Medium risk individuals and entities: at least every eight years after the account is opened, full KYC updating exercise (which includes customer’s identification data and photograph/s) required to be done.
High risk category of individuals and entities: at least every two years after the account is opened, full KYC updating exercise (which include customer’s identification data and photograph/s) required to be done.
In addition to the above actions as a part of their ongoing due diligence on customers’ accounts, banks are required to obtain positive confirmation (obtaining KYC related updates through e-mail/letter/telephonic conversation/forms/interviews/visits, etc.), at least every two years for medium risk and at least every three years for low risk individuals and entities. Fresh photographs required to be obtained from minor customer on becoming major.
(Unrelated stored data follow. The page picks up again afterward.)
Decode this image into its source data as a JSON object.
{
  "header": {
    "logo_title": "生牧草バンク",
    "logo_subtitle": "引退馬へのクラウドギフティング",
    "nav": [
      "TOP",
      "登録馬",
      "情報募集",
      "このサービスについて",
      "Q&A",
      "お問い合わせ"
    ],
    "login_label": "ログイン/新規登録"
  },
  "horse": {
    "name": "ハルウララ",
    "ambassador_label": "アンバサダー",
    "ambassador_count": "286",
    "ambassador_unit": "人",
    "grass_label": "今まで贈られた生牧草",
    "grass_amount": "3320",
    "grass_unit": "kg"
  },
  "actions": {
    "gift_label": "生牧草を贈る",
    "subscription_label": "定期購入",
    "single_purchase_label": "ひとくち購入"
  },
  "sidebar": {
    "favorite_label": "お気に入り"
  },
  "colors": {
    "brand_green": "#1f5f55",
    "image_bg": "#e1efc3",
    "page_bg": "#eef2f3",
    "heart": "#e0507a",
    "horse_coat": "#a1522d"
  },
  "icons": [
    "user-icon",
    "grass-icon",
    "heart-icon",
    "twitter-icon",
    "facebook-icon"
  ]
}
The parameters of risk low, medium and high risk perception are defined in terms of the nature of business activity, location of customer and his clients, mode of payments, volume of turnover, social and financial status etc. Banks are at liberty to choose any suitable nomenclature like level I, level II and level III instead of high risk, medium risk or low risk categories of customers. The salaried employees whose salary structures are well defined, people belonging to lower economic strata of the society whose accounts show small balances and low turnover, Government Departments and Government owned companies, regulators and statutory bodies etc. whose identities and sources of wealth can be easily identified and transactions in whose accounts by and large conform to the known profile, are classified as low risk customers. The NPOs/NGOs promoted by United Nations or its agencies are also classified as low risk customers.
Customers who may likely to pose a higher than average risk to the bank are categorised as medium or high risk depending on customer’s background, nature and location of activity, country of origin, sources of funds and customer’s client profile, etc. For example, accounts of bullion dealers (including sub-dealers) & jewelers are categorized as high risk customers in view of the risks involved in their cash intensive businesses. Customers requiring very high level of monitoring, e.g. Politically Exposed Persons (PEPs) may, if considered necessary, be categorised even higher parameter.
Other examples of customers requiring higher due diligence are;
(a) Nonresident customers;
(b)High net worth individuals;
(c) trusts, charities, NGOs and organizations receiving donations;
(d) Companies having close family shareholding or beneficial ownership;
(e) Firms with ‘sleeping partners’;
(f) Politically exposed persons (PEPs) of foreign origin, customers who are close relatives of PEPs and accounts of which PEP is the ultimate beneficial owner;
(g) Non-face to face customers and
(h) Those with dubious reputation as per public information available etc.
The above types of customers are categorized as medium or high risk customers based on the risk assessment of the bank, especially those for whom the sources of funds are not clear.